Troisièmement, l’UE et ses Etats membres devraient proposer leur soutien aux initiatives de réformes électorales. De nombreux diplomates européens à Bruxelles et au Sahel craignent, à juste titre, que les autorités ne s’appuient sur des promesses de réformes majeures, voire d’amendements constitutionnels, pour retarder la transition vers un régime constitutionnel. Un large consensus prévaut néanmoins sur la nécessité de certaines réformes et l’UE devrait indiquer clairement qu’elle est prête à aider à élaborer les restructurations nécessaires pour avancer vers des élections.

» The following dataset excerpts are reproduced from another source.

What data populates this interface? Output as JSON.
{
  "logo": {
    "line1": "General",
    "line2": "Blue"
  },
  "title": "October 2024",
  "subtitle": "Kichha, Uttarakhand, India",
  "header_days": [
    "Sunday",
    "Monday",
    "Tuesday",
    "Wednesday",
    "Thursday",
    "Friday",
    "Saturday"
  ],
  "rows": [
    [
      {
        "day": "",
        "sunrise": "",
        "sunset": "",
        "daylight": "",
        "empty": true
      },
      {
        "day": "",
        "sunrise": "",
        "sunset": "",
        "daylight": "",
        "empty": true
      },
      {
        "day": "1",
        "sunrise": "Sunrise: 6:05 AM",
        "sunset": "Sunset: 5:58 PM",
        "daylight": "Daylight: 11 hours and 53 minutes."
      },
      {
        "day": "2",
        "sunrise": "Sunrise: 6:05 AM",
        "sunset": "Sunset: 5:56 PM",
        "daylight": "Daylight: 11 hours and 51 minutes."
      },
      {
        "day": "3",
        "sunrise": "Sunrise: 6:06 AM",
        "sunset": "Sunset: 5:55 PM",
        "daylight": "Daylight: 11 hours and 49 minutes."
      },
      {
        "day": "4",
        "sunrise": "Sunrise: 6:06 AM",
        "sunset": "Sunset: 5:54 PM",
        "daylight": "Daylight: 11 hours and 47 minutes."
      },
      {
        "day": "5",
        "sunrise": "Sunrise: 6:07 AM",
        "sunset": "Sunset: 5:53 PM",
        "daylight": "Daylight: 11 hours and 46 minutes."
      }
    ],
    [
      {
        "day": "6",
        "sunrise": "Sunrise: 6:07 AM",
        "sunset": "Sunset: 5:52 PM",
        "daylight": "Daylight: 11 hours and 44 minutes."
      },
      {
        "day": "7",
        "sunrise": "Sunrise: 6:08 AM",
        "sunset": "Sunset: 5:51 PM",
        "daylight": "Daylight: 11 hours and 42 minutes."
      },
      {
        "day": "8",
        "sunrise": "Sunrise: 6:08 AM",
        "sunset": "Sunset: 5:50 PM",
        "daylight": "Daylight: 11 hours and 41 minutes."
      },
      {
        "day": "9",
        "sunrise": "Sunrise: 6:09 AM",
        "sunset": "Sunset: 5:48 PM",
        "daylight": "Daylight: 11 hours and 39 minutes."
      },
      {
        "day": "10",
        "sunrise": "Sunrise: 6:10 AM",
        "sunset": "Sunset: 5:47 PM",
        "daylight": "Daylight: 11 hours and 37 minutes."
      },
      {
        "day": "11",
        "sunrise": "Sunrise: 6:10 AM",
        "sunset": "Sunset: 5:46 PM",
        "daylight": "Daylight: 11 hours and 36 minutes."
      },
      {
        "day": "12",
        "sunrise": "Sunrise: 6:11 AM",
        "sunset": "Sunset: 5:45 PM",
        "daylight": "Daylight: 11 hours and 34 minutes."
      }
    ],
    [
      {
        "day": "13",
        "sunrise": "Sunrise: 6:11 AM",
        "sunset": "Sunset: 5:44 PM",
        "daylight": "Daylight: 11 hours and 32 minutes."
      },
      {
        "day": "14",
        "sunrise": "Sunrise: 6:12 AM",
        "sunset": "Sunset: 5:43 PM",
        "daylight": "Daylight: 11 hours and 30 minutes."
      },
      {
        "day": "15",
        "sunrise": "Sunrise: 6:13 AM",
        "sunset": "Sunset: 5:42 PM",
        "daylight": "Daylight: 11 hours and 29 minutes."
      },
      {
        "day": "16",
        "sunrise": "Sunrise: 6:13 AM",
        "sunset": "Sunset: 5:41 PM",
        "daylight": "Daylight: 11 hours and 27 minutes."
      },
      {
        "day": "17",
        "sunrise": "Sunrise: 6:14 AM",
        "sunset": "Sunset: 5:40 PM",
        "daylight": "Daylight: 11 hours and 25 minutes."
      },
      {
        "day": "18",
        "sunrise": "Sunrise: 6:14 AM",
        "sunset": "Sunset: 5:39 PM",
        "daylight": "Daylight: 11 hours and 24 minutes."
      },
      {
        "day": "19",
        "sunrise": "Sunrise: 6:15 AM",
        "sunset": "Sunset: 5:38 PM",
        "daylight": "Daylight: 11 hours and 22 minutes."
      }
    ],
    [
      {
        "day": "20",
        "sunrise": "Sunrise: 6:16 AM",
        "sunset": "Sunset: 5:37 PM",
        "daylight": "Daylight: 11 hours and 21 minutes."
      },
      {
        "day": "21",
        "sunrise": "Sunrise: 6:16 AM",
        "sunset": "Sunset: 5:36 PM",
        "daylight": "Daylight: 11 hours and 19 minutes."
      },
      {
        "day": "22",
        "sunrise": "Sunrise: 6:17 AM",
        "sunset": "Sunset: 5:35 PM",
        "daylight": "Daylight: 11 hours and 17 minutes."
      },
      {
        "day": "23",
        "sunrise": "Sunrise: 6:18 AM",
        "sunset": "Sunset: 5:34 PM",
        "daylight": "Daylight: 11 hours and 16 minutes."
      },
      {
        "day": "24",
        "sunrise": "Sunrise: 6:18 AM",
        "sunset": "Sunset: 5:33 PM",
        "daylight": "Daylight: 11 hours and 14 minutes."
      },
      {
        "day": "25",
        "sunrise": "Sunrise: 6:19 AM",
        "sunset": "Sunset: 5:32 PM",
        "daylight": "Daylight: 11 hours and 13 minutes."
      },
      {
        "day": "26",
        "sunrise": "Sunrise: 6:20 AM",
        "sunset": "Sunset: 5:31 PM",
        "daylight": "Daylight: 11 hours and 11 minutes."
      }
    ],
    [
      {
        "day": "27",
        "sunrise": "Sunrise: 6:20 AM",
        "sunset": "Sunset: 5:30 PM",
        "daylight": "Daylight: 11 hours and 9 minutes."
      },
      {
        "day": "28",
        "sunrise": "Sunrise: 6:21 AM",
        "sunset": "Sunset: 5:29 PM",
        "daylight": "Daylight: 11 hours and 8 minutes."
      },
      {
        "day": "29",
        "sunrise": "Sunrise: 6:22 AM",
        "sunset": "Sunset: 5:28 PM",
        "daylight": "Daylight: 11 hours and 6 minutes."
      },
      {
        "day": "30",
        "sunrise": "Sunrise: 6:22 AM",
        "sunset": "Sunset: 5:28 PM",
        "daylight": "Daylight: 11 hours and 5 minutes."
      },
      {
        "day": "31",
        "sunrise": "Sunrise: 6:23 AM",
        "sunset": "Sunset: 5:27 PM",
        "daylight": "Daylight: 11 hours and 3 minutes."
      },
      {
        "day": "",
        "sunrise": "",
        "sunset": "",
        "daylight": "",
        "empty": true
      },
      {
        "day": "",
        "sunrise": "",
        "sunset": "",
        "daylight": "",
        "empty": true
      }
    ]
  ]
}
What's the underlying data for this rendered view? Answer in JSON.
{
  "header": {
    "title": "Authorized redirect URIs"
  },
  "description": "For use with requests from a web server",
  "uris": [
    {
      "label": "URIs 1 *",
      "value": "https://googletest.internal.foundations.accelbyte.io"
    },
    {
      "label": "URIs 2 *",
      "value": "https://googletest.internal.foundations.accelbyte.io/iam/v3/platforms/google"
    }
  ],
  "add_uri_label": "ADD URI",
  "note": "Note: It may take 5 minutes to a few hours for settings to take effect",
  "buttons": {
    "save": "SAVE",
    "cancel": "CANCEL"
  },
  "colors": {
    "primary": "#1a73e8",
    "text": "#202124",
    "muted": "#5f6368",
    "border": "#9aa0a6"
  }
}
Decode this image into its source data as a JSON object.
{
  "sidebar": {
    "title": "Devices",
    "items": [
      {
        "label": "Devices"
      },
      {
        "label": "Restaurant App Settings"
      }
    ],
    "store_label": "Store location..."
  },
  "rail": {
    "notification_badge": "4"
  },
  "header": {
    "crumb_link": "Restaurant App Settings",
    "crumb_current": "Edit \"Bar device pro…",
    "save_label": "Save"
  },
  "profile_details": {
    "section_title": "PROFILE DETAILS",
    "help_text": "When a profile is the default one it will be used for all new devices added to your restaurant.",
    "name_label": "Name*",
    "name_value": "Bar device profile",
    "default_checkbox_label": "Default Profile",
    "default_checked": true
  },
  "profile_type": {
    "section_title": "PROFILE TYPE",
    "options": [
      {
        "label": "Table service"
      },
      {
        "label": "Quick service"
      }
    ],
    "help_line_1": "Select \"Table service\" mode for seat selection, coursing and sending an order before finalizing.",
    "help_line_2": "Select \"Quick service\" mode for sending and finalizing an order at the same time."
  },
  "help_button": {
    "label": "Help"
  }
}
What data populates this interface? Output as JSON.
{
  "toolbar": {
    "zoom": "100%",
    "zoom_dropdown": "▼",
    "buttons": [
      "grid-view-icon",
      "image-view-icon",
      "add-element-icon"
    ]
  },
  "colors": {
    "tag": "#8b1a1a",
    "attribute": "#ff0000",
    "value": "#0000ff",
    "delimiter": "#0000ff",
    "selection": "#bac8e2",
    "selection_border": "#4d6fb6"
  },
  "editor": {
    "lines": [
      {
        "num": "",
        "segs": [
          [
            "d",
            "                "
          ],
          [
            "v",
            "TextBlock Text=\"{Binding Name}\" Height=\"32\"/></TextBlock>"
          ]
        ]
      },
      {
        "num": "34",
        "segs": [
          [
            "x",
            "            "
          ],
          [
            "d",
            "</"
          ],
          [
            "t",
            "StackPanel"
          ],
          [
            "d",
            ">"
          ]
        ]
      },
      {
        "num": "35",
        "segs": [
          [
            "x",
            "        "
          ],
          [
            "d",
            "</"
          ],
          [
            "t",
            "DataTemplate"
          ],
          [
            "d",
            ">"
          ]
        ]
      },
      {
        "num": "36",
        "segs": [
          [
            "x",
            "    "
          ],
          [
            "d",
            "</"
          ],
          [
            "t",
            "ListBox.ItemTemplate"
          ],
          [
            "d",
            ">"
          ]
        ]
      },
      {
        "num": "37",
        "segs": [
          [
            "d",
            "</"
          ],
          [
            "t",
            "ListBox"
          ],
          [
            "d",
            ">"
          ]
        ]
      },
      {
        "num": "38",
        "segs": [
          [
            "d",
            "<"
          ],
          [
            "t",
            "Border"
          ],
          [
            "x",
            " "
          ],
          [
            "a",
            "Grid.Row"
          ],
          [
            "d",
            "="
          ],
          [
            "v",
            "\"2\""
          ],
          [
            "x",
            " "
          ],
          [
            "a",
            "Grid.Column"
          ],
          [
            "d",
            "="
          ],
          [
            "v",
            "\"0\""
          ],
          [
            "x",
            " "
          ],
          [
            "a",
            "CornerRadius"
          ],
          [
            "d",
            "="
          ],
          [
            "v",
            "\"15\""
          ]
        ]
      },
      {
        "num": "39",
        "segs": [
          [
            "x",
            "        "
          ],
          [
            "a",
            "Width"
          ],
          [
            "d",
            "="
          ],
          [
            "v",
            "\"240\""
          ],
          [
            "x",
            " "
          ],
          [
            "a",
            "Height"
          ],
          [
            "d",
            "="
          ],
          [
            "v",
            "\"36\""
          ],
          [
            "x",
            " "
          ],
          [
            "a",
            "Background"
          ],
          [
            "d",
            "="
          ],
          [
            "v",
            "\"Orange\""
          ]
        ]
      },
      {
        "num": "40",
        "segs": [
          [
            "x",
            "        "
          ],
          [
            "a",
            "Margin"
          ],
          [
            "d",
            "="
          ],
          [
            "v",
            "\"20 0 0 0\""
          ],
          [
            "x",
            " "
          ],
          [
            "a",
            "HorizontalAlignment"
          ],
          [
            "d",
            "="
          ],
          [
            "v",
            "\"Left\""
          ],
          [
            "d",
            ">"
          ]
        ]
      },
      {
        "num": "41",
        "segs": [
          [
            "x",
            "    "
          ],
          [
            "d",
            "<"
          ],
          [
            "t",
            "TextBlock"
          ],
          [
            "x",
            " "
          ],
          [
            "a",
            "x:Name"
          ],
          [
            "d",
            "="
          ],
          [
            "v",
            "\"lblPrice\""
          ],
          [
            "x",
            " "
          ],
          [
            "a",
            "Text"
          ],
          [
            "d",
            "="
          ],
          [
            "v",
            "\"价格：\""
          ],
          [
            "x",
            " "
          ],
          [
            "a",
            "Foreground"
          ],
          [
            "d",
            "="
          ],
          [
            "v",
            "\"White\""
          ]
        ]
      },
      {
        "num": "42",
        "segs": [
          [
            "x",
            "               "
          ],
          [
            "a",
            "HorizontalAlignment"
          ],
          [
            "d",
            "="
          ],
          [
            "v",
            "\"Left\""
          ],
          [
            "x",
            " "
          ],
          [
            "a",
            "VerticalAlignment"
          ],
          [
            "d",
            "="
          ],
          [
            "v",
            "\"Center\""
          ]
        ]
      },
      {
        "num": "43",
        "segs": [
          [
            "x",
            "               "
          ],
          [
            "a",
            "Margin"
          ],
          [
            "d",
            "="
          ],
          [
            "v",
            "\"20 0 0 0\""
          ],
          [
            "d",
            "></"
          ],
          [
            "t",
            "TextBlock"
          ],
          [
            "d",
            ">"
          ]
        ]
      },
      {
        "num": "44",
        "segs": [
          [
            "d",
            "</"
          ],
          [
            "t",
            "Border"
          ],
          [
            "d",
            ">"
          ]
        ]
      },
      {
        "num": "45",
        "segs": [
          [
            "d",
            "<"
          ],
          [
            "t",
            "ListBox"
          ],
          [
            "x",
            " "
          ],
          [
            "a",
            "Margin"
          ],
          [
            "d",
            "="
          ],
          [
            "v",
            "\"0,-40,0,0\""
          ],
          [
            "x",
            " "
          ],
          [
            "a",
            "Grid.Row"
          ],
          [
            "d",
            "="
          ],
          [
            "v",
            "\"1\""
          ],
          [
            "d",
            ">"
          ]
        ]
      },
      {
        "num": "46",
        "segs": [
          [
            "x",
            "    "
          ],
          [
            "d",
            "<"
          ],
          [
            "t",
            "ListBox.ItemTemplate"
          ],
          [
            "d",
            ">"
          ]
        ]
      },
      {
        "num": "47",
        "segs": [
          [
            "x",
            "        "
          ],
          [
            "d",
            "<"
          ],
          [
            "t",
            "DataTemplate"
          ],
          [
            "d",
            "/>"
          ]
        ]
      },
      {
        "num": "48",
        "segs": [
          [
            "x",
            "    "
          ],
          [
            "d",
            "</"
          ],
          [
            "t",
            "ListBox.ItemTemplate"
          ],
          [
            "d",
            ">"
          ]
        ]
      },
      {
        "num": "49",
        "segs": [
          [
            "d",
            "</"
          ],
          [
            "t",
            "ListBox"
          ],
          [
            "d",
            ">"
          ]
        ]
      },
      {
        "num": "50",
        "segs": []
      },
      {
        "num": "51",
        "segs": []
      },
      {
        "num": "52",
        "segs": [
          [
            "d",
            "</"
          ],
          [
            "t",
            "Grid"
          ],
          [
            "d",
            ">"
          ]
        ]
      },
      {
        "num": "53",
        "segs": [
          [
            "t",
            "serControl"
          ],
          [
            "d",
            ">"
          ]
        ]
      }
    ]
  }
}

Parmi les réformes en cours de discussion, l’une des plus importantes est la création d’un organisme électoral indépendant, que l’UE et les Etats membres devraient soutenir. Un tel organe pourrait reprendre le rôle du ministère de l’Administration territoriale dans l’organisation des élections, tout en limitant la compétence d’arbitrage des litiges électoraux de la cour constitutionnelle. Ces deux mesures permettraient de renforcer la confiance du public dans l’intégrité des élections, de nombreux Maliens accusant l’administration territoriale et la cour d’avoir manipulé les résultats des élections législatives de 2020 en faveur du parti au pouvoir. La création d’une autorité électorale indépendante semble bénéficier d’un soutien national solide – elle a été identifiée comme une priorité dans des forums tels que le dialogue national inclusif de 2019, les journées de concertation nationale de 2020 et les assises nationales de la refondation de décembre 2021. Mais sa mise en place tangible serait une entreprise d’envergure, nécessitant des modifications législatives complexes et des ressources supplémentaires. L’UE devrait indiquer clairement qu’elle souhaite y contribuer par un soutien technique et financier.